Bildung und Beratung für mehr Erfolg
Um eine nachhaltige Intensivierung erfolgreich umsetzen zu können,
ist neben verstärkten Forschungsaktivitäten auch unternehmerisches
Denken der bäuerlichen Betriebe gefragt. Dass Innovation für die
österreichischen Bäuerinnen und Bauern längst kein Fremdwort mehr
ist, beweisen zahlreiche Beispiele aus ganz Österreich. Wer hätte je
gedacht, dass der beste Wodka der Welt aus heimischen Bioweizen
gemacht wird? Oder dass ein Wiener Jungbauer für seine
Weinbergschnecken den Innovationspreis der EU für Junglandwirte
bekommt? Einige dieser innovativen Projekte - wie etwa die Chilifarm
vom Niederösterreicher Richard Fohringer oder das Green Care Projekt
der Wiener Gärtnerin Anneliese Schippani - werden auch im Rahmen der
Wintertagung vor der Vorhang geholt.
"Wer am Markt Erfolg haben will, muss für den Wettbewerb gewappnet
sein. Die Landwirtschaftskammern und mit ihnen das LFI, und die
Organisationen der Meister, der Bäuerinnen und der Landjugend bieten
den Bäuerinnen und Bauern ein umfassendes Bildungs- und
Beratungsprogramm an. Dieses deckt die konventionellen Bereiche in
allen Sparten ebenso ab, wie den Biolandbau, es umfasst
Direktvermarktung, Ab-Hof-Verkauf und Urlaub am Bauernhof genauso wie
die Suche nach Innovationen oder neuen Modellen der betrieblichen
Zusammenarbeit. Ziel ist es, mit jedem interessierten bäuerlichen
Unternehmer ein maßgeschneidertes Betriebsmodell zu entwickeln, damit
dieser erfolgreich die Anforderungen der nächsten Jahre meistern
kann", kündigt der Präsident der Landwirtschaftskammer Österreich
Gerhard Wlodkowski eine noch stärkere Betonung des Schwerpunktes Aus-
und Weiterbildung an.
Auch Andreas Klauser, Präsident und CEO von Case IH & Steyr sowie
COO Fiat Industrial EMEA spricht sich für eine Intensivierung aus:
"Nachhaltig intensivieren heißt die Produktivität zu steigern und
gleichzeitig den Verbrauch zu senken. Mit Hilfe unserer innovativen
Landtechniklösungen und gemeinsam mit unseren Kunden stehen wir für
Verantwortungsbewusstsein in der Landwirtschaft."

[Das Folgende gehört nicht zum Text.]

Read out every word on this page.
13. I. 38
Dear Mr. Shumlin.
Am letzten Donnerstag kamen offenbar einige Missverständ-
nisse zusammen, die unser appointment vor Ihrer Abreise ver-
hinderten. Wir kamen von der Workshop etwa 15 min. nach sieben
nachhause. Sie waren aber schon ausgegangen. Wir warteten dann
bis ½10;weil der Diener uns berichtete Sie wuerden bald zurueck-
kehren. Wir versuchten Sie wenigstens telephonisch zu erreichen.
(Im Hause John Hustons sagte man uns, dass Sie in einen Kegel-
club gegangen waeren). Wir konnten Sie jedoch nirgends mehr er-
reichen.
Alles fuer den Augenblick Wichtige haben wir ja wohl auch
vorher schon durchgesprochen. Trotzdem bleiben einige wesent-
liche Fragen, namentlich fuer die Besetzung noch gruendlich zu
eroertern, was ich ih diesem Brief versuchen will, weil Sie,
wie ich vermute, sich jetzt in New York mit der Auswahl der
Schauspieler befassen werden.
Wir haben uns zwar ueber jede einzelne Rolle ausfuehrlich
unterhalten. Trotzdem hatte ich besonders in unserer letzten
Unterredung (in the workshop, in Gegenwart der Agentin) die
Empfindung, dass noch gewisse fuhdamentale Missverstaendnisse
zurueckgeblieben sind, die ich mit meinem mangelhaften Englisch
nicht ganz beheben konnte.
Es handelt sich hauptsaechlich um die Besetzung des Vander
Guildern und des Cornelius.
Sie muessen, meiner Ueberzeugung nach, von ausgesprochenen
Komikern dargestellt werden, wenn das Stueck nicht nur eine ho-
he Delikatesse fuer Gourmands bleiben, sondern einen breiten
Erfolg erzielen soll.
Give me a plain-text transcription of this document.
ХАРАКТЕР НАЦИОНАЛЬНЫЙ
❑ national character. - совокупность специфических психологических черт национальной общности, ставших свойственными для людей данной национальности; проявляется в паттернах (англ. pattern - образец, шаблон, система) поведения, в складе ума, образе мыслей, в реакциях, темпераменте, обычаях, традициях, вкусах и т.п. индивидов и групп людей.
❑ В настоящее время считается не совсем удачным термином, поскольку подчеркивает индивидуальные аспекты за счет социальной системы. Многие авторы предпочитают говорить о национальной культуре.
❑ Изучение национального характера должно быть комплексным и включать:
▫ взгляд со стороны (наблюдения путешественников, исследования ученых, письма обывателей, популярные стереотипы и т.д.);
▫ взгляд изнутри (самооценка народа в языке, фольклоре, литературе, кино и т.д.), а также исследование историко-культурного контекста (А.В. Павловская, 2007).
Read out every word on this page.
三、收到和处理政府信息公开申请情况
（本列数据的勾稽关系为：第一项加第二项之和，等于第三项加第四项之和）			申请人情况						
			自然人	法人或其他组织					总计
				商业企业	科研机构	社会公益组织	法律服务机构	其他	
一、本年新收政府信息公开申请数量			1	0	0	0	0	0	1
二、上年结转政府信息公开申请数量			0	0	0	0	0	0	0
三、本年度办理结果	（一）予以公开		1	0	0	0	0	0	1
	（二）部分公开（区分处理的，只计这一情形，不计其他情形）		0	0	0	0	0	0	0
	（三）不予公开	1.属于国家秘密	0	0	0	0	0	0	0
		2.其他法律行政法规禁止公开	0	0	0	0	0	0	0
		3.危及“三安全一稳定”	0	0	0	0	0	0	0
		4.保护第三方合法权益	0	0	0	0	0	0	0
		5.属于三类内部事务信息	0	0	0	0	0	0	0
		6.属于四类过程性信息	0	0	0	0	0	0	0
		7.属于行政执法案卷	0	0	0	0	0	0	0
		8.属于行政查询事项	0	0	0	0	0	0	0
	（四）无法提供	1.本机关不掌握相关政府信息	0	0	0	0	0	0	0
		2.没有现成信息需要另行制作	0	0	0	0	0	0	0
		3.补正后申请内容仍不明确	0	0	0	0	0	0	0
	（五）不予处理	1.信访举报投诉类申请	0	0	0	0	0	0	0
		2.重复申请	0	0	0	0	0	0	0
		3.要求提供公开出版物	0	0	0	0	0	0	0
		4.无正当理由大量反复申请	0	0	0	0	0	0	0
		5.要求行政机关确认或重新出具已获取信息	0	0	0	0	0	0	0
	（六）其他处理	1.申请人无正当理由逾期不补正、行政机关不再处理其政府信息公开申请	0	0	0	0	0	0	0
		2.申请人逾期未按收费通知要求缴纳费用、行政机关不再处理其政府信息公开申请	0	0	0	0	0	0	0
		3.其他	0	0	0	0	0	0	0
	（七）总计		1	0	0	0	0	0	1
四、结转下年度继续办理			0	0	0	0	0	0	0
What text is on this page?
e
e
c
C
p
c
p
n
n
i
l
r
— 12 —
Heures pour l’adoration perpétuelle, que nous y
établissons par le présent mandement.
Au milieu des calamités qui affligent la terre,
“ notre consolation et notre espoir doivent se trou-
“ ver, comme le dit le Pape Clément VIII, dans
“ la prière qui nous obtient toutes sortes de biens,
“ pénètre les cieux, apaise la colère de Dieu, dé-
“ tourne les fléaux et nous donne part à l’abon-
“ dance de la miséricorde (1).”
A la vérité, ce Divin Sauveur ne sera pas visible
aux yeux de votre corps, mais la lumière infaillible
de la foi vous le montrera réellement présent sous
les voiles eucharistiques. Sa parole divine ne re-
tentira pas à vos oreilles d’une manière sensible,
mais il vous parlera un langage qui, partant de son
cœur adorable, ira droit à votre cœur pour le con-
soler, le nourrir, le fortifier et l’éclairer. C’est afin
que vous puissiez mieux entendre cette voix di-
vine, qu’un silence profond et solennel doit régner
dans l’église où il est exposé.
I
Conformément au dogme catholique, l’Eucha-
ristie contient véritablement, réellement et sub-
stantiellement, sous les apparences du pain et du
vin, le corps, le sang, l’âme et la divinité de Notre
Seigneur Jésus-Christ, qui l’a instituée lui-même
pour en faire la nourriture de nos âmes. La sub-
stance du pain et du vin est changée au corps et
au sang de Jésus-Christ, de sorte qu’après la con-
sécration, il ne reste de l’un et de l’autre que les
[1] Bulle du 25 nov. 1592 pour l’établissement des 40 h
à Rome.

Die Wintertagung des Ökosozialen Forums, die heuer bereits zum 60.
Mal stattfindet, ist die größte agrarische Informations- und
Diskussionsveranstaltung Österreichs. Bis Freitag finden an sieben
Veranstaltungsorten Veranstaltungen zu acht Schwerpunktthemen statt:
Angefangen von Ackerbau, Geflügel- und Schweineproduktion über Gemüse
bis hin zu Grünland- und Viehwirtschaft. Ein besonderes Highlight der
Fachtag Unternehmen Bauernhof, der die unternehmerische Kompetenz und
Innovationskraft der bäuerlichen Betriebe in den Mittelpunkt stellt.